October 22, 2021 – Sustainable development – Morocco
VINCI Construction * is building a pumped storage power plant (PSP) in the Anti-Atlas massif in Morocco, near the Abdelmoumen dam and not far from Agadir. The PSP will allow Morocco to store electrical energy in the form of water when demand is low, and then harness it when demand increases – essentially, by generating renewable energy on demand.
Renewable energies like solar and wind are crucial for the energy transition underway in the countries that signed the Paris Agreement in 2015, all of which aim to achieve carbon neutrality by 2050. Morocco is one countries that have set themselves the most ambitious renewable energies. objectives, aiming to use wind and solar power to supply half of its electricity mix by 2030.
PSPs, an efficient energy storage solution
The problem is that solar and wind are intermittent sources of energy because they are impacted by factors such as light winds or heavy cloud cover, for example. Storing the excess energy generated when conditions are good – for example when the wind blows regularly – is therefore very important, so that the excess can be fed back into the grid when conditions deteriorate, with minimal waste.

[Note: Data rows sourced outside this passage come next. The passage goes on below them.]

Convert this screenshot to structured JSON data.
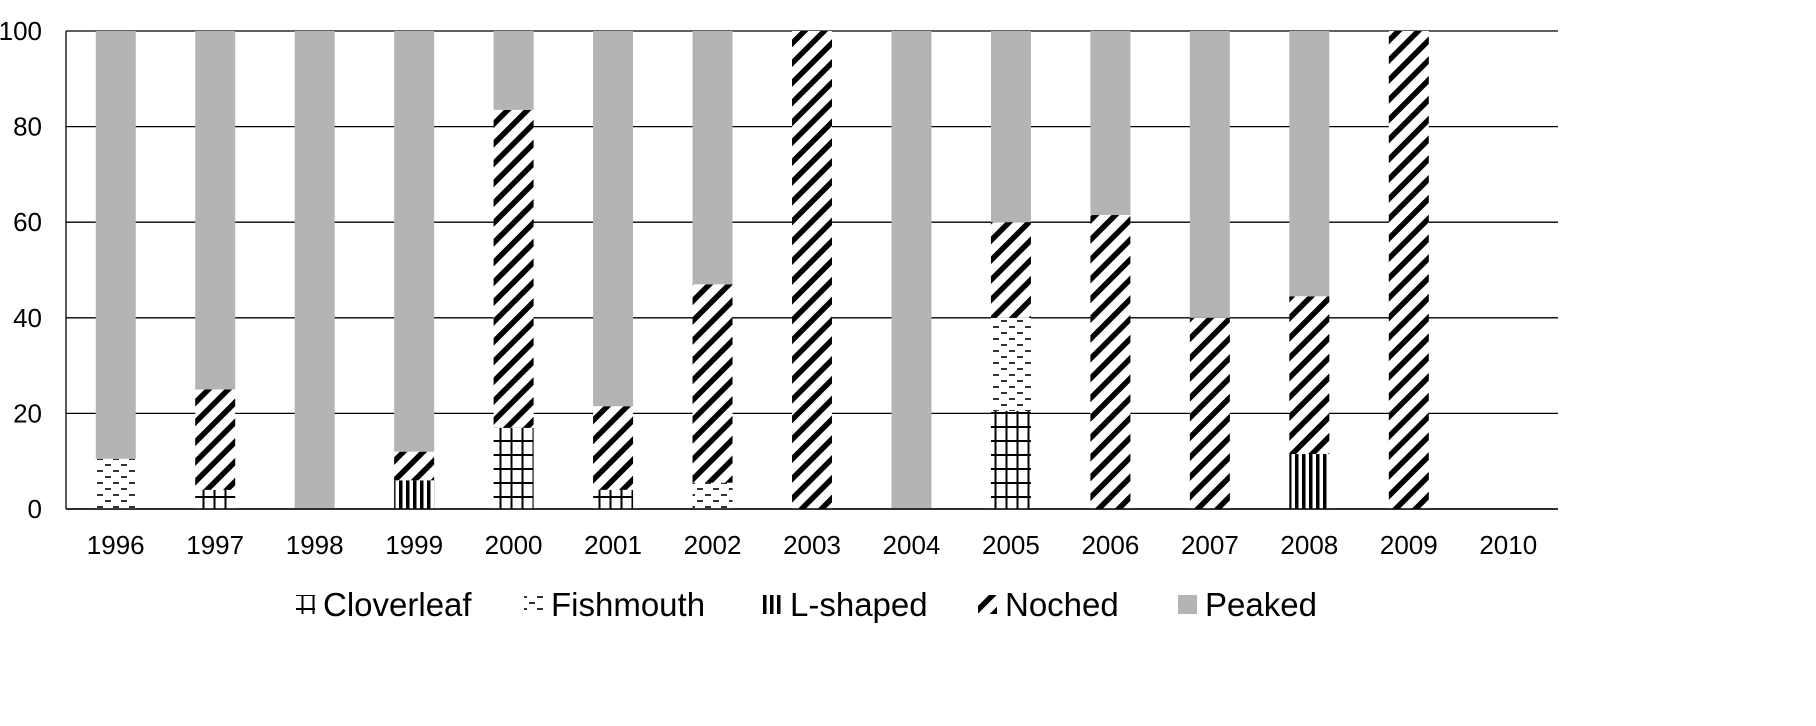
{
  "chart_data": {
    "type": "bar",
    "stacked": true,
    "title": "",
    "xlabel": "",
    "ylabel": "",
    "ylim": [
      0,
      100
    ],
    "yticks": [
      0,
      20,
      40,
      60,
      80,
      100
    ],
    "grid": true,
    "legend_position": "bottom",
    "categories": [
      "1996",
      "1997",
      "1998",
      "1999",
      "2000",
      "2001",
      "2002",
      "2003",
      "2004",
      "2005",
      "2006",
      "2007",
      "2008",
      "2009",
      "2010"
    ],
    "series": [
      {
        "name": "Cloverleaf",
        "pattern": "grid",
        "values": [
          0,
          4,
          0,
          0,
          17,
          4,
          0,
          0,
          0,
          20.5,
          0,
          0,
          0,
          0,
          0
        ]
      },
      {
        "name": "Fishmouth",
        "pattern": "dashes",
        "values": [
          10.5,
          0,
          0,
          0,
          0,
          0,
          5.5,
          0,
          0,
          19.5,
          0,
          0,
          0,
          0,
          0
        ]
      },
      {
        "name": "L-shaped",
        "pattern": "vertical",
        "values": [
          0,
          0,
          0,
          6,
          0,
          0,
          0,
          0,
          0,
          0,
          0,
          0,
          11.5,
          0,
          0
        ]
      },
      {
        "name": "Noched",
        "pattern": "diagonal",
        "values": [
          0,
          21,
          0,
          6,
          66.5,
          17.5,
          41.5,
          100,
          0,
          20,
          61.5,
          40,
          33,
          100,
          0
        ]
      },
      {
        "name": "Peaked",
        "pattern": "solid",
        "values": [
          89.5,
          75,
          100,
          88,
          16.5,
          78.5,
          53,
          0,
          100,
          40,
          38.5,
          60,
          55.5,
          0,
          0
        ]
      }
    ],
    "colors": {
      "peaked": "#b4b4b4",
      "pattern_ink": "#000000",
      "grid": "#000000",
      "background": "#ffffff"
    }
  }
}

Many energy storage solutions exist, but one of the most effective is to use water to adjust electricity supply and demand. In times of overproduction, the energy generated is used to store water in the upper reservoir. When the plant needs to generate more power, water is released and, by gravity, flows through a penstock to the turbine, which also serves as a pump. Here, the pressure rises, producing electricity. This is the turbine process, as opposed to the pumping process, where water is pumped upward. Pumped storage was originally developed in Switzerland at the end of the 19th century.
This mechanism is the principle of PSP, or pumped storage power plants. For large production, a PSP requires two tanks separated by a significant difference in altitude – at least 100 meters. This rise is reflected in the PSP under construction by VINCI Construction 70 km from Agadir in Morocco, which will be crucial for the country to achieve its energy transition objectives.
Abdelmoumen, an ideal site
The Abdelmoumen site was not chosen on a whim; located in a mountainous region, it has sufficient height – 600 m – for the flow of water to develop sufficient power as it passes through the turbines. Meanwhile, the nearby Abdelmoumen dam will supply water to the PSP and compensate for any evaporation. In addition, the dam’s electrical installations will enable the energy generated during periods of low electricity demand to be used to operate the pumps and re-inject it during peak hours.
A huge project on the steep slopes of the Anti-Atlas massif
At the start of the project, the site was almost entirely underdeveloped; the teams therefore started by building 20 km of access roads to the various areas of the site. Helder de Sousa, project manager at VINCI Construction Terrassement, said: “the ground was very hard, but we managed to excavate 5 million cubic meters of earth”.
The huge project consisted of digging two reservoirs of 1.3 million cubic meters, separated by a slope of 1,400 m and connected by a system of partially buried pipes, with an internal diameter of 5 m, able to withstand a pressure. of more than 60 bars. This pipeline system will supply water to the two power generation turbines, each of which has a capacity of 175 MW. The installation and stowage of this penstock were completed in 2021.
The pumping and turbine plant is located between the two reservoirs, in a trench 60 m long and 50 m wide buried 40 m underground. The teams also built the structure around the pumps and turbines – an 8-story building with 6 underground levels, capable of withstanding the vibrations of the turbines and major earthquakes that frequently occur in the area.
Delivery of all facilities is scheduled for 2022, with commissioning expected shortly thereafter.
* Following an international call for tenders, the Abdelmoumen PSP project was awarded to a consortium led by VINCI Construction Grands Projets and involving the German and Austrian subsidiaries of the electromechanical group Andritz Hydro.